Le régime présidentiel menace la démocratie en Afrique. C’est le constat fait par la Société civile, des magistrats et des anciens décideurs publics. A Dakar, dans le cadre d’un colloque, ces derniers appellent à la réforme de l’hyper présidentialisme.
Le modèle démocratique dans le monde est-il arrivé à bout de souffle ? Si pour l’heure, la montée du populisme et l’arrivée de l’Extrême droite dans certaines régions du monde semblent le confirmer, quelques lueurs d’espoir peuvent laisser penser le contraire. En tout état de cause, en Afrique de l’Ouest, une région secouée par la crise politico-sécuritaire, la nécessité de repenser les transitions démocratiques est la volonté la mieux partagée.
Dans le but d’y parvenir, la Société civile anticipe. C’est ainsi qu’à Dakar, des anciens ministres de la Justice, des Affaires étrangères, des parlementaires, des décideurs publics et des magistrats se réunissent pour 3 jours depuis hier, pour «repenser les transitions démocratiques en Afriques de l’Ouest».
D’après Alioune Tine, l’Afrique de l’Ouest est secouée par la crise de la démocratie électorale, de la démocratie constitutionnelle, de la gouvernance et celle de la sécurité. «Depuis 2011, se sont amorcées un peu partout en Afrique de l’Ouest, des tendances lourdes à l’autoritarisme, à la fraude électorale et les changements constitutionnels pour conserver le pouvoir. Cela crée des tensions, des violences politiques et même des insurrections. Il faut constater le déclin partout dans le monde, de la performance des élections.
Elle est en passe de devenir une réelle menace pour la paix et la stabilité», a constaté le coordonnateur d’Afrikajom Center. Pour celui qui est par ailleurs consultant-expert de l’Onu au Mali, la principale source du problème est le régime présidentiel. «La démocratie constitutionnelle pose le problème de l’organisation des pouvoirs. Il faut repenser le régime présidentiel exacerbé par un hyper président, qui concentre entre ses mains tous les autres pouvoirs.
Le président de la République est souvent le président de la coalition au pouvoir. Par le jeu des nominations, il contrôle toutes les institutions économiques, politiques et judiciaires.
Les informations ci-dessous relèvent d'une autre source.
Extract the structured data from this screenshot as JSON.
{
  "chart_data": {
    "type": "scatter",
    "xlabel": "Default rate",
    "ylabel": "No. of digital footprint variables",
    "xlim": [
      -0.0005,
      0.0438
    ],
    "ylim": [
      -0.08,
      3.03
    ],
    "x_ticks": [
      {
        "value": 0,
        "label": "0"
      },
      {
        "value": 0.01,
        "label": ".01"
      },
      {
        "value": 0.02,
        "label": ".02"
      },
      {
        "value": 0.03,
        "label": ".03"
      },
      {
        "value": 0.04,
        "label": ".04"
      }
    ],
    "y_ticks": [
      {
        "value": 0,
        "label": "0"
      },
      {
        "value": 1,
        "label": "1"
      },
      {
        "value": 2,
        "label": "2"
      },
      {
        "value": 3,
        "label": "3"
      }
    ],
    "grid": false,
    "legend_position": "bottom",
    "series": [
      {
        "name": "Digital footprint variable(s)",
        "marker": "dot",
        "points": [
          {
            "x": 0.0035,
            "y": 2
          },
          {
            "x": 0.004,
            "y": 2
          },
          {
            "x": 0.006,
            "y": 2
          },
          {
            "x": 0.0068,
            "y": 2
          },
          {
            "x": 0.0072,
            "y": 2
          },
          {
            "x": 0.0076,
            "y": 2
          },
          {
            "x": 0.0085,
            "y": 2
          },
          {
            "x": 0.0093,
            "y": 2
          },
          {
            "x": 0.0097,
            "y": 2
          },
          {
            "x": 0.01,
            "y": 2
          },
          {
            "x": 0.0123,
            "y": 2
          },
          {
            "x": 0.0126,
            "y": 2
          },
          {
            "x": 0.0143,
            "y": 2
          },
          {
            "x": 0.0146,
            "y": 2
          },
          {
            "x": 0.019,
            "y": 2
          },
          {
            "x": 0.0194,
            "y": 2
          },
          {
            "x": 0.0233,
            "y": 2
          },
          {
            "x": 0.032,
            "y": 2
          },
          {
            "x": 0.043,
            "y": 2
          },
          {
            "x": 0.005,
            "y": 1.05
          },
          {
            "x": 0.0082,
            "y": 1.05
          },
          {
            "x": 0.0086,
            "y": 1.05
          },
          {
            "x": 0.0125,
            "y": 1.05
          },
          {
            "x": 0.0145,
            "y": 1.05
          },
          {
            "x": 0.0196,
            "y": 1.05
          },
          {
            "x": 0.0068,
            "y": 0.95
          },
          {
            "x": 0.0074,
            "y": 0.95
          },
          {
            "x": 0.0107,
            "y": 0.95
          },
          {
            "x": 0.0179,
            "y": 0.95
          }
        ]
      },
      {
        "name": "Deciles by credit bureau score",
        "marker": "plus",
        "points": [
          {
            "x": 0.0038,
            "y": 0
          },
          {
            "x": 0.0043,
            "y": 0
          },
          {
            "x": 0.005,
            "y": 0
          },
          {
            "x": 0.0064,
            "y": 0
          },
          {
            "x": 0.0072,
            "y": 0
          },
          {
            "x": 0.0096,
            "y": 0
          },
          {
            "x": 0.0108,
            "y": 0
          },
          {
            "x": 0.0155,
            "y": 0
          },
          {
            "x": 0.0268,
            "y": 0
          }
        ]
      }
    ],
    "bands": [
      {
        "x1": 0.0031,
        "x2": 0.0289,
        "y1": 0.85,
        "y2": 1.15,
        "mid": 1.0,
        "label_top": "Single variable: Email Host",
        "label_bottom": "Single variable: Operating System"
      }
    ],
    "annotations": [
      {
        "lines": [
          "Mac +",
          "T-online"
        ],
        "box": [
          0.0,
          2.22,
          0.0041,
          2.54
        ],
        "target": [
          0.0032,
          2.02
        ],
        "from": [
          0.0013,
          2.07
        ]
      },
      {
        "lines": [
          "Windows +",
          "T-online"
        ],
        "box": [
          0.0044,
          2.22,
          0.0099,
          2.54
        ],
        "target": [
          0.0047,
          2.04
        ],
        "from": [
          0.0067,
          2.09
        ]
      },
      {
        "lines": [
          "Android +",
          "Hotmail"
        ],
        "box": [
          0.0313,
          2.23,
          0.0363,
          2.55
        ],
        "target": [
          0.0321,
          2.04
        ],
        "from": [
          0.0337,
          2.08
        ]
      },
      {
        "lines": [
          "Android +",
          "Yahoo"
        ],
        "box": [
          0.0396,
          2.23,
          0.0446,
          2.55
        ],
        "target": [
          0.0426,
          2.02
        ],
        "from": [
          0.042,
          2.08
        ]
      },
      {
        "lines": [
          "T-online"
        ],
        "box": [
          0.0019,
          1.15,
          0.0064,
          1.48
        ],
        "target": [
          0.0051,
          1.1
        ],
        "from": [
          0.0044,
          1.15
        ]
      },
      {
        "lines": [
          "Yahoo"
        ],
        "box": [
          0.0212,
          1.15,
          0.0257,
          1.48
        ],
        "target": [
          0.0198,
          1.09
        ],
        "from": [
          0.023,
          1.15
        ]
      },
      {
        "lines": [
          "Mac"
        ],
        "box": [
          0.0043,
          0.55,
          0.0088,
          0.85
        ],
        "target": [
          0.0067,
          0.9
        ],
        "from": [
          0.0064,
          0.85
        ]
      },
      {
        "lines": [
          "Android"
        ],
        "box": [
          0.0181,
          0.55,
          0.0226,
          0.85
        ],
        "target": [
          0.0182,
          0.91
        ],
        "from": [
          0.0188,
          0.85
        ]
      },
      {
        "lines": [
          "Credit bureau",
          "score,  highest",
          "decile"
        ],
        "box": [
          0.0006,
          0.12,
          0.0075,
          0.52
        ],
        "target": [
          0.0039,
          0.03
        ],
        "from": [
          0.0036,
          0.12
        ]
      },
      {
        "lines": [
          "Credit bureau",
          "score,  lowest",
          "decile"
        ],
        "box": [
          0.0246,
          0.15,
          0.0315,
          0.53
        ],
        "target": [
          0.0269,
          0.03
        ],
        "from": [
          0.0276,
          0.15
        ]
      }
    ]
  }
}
Cela crée un Etat partisan aux intérêts partisans, au lieu d’être au service de l’intérêt commun.»
Ainsi, le droit-de-l’hommiste estime que cette hyper-concentration des pouvoirs est à la base de la crise de la gouvernance. «La crise de la gouvernance est souvent exacerbée par toutes les autres crises. Elle est souvent la question justifiée des coups d’Etat militaires», a-t-il averti.
A la question de savoir si le Sénégal, longtemps considéré comme la vitrine de la démocratie en Afrique, est en train de basculer, Alioune Tine a préféré botter en touche en affirmant que la recherche de solution était la raison de la tenue de cette rencontre. En tout cas, pour Ebrahima Sall, le Directeur exécutif de Trust Africa, «il y a un sérieux problème dans le rapport entre gouvernés et gouvernants. Il faut travailler à rétablir la confiance. Cela ne se fait pas qu’avec le dialogue. Les solutions structurelles ont une grande partie à jouer».
Dans la même logique, Robert Dossou, avocat au Barreau de Paris, ancien président de la Cour constitutionnelle, ancien ministre des Affaires étrangères et ancien bâtonnier du Barreau du Bénin, estime qu’il ne peut y avoir de démocratie sans une Justice indépendante. Et cette dernière ne peut avoir son éclosion dans la transition informelle dans laquelle nos Etats sont depuis les indépendances.
«Il y a une captation des organes de l’Etat, une captation des richesses de la Nation et les conséquences de ces deux situations. L’Exécutif fait une captation des organismes, aidé par le présidentialisme», a-t-il affirmé.